31.08.2026 — 2 Minuten
Im Spiel ist „als ob“ ein Möglichkeitsraum. In Organisationen ist „als ob“ ein Vermeidungsraum.
Erstmals erschienen in purplethoughts, 9. Juni 2026.
Meine Tochter ist vier. Wenn sie sich im Spiel etwas vorstellt, hat sie ein Wort dafür: „als ob".

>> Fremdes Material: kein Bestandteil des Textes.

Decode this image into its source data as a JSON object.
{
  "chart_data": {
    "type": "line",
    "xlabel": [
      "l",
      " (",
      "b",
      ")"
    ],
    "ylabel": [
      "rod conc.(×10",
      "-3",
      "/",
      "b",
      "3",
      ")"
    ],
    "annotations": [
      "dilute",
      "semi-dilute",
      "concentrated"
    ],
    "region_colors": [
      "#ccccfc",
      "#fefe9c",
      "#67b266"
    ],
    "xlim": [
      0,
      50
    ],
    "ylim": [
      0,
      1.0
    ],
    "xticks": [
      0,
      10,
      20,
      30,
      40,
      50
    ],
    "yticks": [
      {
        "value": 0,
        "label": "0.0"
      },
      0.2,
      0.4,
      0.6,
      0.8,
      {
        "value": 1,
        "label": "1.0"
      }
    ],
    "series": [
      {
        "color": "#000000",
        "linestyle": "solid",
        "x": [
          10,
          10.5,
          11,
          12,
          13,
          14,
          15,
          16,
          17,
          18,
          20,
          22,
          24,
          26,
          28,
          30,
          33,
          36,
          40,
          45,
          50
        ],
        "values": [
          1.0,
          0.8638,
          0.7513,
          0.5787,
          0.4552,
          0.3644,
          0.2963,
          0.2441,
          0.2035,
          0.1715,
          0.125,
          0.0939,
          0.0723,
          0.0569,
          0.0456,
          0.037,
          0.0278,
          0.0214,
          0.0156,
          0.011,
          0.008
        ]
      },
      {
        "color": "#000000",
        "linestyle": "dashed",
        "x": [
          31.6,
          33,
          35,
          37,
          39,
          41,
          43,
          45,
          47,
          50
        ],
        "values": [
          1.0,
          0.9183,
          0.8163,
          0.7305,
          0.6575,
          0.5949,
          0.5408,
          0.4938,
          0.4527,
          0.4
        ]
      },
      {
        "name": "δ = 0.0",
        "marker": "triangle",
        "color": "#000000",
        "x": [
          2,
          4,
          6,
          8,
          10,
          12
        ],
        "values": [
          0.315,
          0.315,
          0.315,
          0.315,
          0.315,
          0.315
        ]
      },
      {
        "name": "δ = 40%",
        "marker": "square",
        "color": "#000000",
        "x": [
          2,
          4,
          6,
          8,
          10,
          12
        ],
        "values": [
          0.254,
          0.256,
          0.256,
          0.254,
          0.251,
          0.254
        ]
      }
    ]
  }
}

Als ob Gurken essen. Als ob Einhorn reiten. Als ob Prinzessin sein. Sie weiß genau, dass es nicht echt ist. Das ist nicht das Problem — das ist ja der Witz. Sie spielt und sie nennt es beim Namen.
Vier Jahre. (Noch) null Selbsttäuschung.
In Organisationen begegnet mir dasselbe Spiel. Nur nennt es dort keiner so.
Als ob wir transformieren, innovieren... Als ob KI bei uns alles verändert.
Piloten, die nie in Produktion gehen. Taskforces, die nach drei Monaten versanden. Strategiepapiere, die niemand umsetzt. Es sieht aus wie Veränderung, es riecht und klingt auch so. Darunter läuft dieselbe Denke von gestern, nur mit neuen Wörtern.
Meine Tochter weiß, dass sie spielt. Das macht es ehrlich, kreativ und frei.
Organisationen im Als-ob-Modus wissen es nicht. Oder schlimmer: Sie wissen es und sprechen es nicht aus. Im Spiel ist „als ob" ein Möglichkeitsraum. In Organisationen ist „als ob" ein Vermeidungsraum. Ein Ort, an dem man Veränderung aufführt, um sie nicht durchleben zu müssen.
Warum tun wir das?
Weil echte Veränderung eine Bedingung hat, die niemand gern erfüllt. Du musst wissen, was du verändern willst. Und dafür musst du wissen, wer du bist. Was bleibt. Was gehen darf.
Ohne diese Klarheit ist jede Transformation — Kostüm. Du ziehst es an, läufst darin herum, zeigst es dem Vorstand. Darunter bist du noch genau derselbe.
„Als ob" ist das, was passiert, wenn die Identitätsfrage übersprungen wird.
Du springst direkt zur Lösung. Weil die Lösung vorzeigbar ist. Weil die Lösung ein Dashboard hat.
Die Identitätsfrage hat keins.
Das Tückische am Als-ob-Modus: Er fühlt sich produktiv an. Meetings, Projekte, Budgets. Alles fließt und ist in Bewegung. Aber Fortschritt und Bewegung sind nicht dasselbe.
Nach dem x-ten Strategieprozess, der versandet. Nach dem wiederholten Culturecha(i)nge, der nichts verändert hat. Spätestens dann merkt es jeder im Raum. Nur sagt es keiner. Weil „als ob" bequemer ist als die Alternative.
Die Alternative tut weh. Aufhören zu spielen und anfangen zu fragen, was echt ist.
Meine Tochter sagt „als ob" und weiß, dass sie spielt. Die meisten Organisationen sagen „Transformation" und merken nicht, dass sie dasselbe tun.
Der Unterschied war nie das Spiel. Der Unterschied ist das Wissen.